Either way it’s more like gaping into a pit than composing a picture.
Twenty-five years ago I part exchanged my Rolleiflex 2.8GX for a crappy plastic 3MP SLR digital thingy, which produced files so large (at least 5MB!) that my Tiny computer took a full 20 minutes to open each image. On reflection, getting rid of the Rolleiflex might have been one of the sillier decisions I made because if you sold a GX today you’d be able to purchase a low-mileage Mazda MX5, tax and insure it, put on four new tyres and have enough change to tour Scotland for a fortnight.
As usual, I digress.
In a sense, the choice to switch to digital was forced upon me. As a lecturer in photography at a Further Education College I was supposed to be at least a couple of paragraphs of ‘Photoshop for Dummies’ ahead of my students although I have to admit sometimes it didn’t work out that way. “Yes Rachel in the front row, thank you for asking that . . . I’d actually planned this topic in the next lesson so we’ll leave it ’til this afternoon”, scurry back to the staff room at lunchtime and look up ‘file formats and compression’ or whatever. Why couldn’t they ask me something I actually knew??
I digress. Again.
As soon as I was old enough and no longer had to work to live or learn anything else about digital imaging, I gravitated back to proper photography. I began collecting a few old and interesting roll film cameras. And, as I’ve always regretted selling my GX, I recently bought another. This time, a grey Rolleiflex T, which had just been serviced and is in good working condition. The only problem is that the 60-year-old bit of plastic that was supposed to be a focus screen was yellowing with age and had gone quite dark along one edge.

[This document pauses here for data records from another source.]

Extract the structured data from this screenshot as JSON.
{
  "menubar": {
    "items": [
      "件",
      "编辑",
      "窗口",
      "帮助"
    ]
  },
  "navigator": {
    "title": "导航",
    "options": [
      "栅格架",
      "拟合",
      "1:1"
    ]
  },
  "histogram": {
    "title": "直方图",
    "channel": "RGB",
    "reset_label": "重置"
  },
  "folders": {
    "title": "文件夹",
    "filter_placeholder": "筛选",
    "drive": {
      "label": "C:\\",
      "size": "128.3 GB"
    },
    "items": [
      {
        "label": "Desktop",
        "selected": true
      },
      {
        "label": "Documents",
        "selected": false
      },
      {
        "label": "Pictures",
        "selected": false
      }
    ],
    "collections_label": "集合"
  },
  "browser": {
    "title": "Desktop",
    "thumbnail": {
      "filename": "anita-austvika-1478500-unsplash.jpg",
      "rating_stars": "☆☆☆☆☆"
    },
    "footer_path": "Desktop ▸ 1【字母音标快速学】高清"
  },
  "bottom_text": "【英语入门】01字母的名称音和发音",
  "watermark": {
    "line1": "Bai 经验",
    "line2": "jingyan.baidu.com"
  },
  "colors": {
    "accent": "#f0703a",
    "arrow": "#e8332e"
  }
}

Note the photo below: the Rick Oleson Brightscreen is already installed but you can clearly see how bad discolouration on the old screen was.
Unfortunately replacement Rolleiflex focus screens are rarer than a win on the lottery, especially if like me you don’t buy a ticket. The last one I’ve seen advertised on eBay was badly scratched (described as in excellent condition, it pays to look at the pictures at their full enlargement) and the price being asked was £55 + P&P.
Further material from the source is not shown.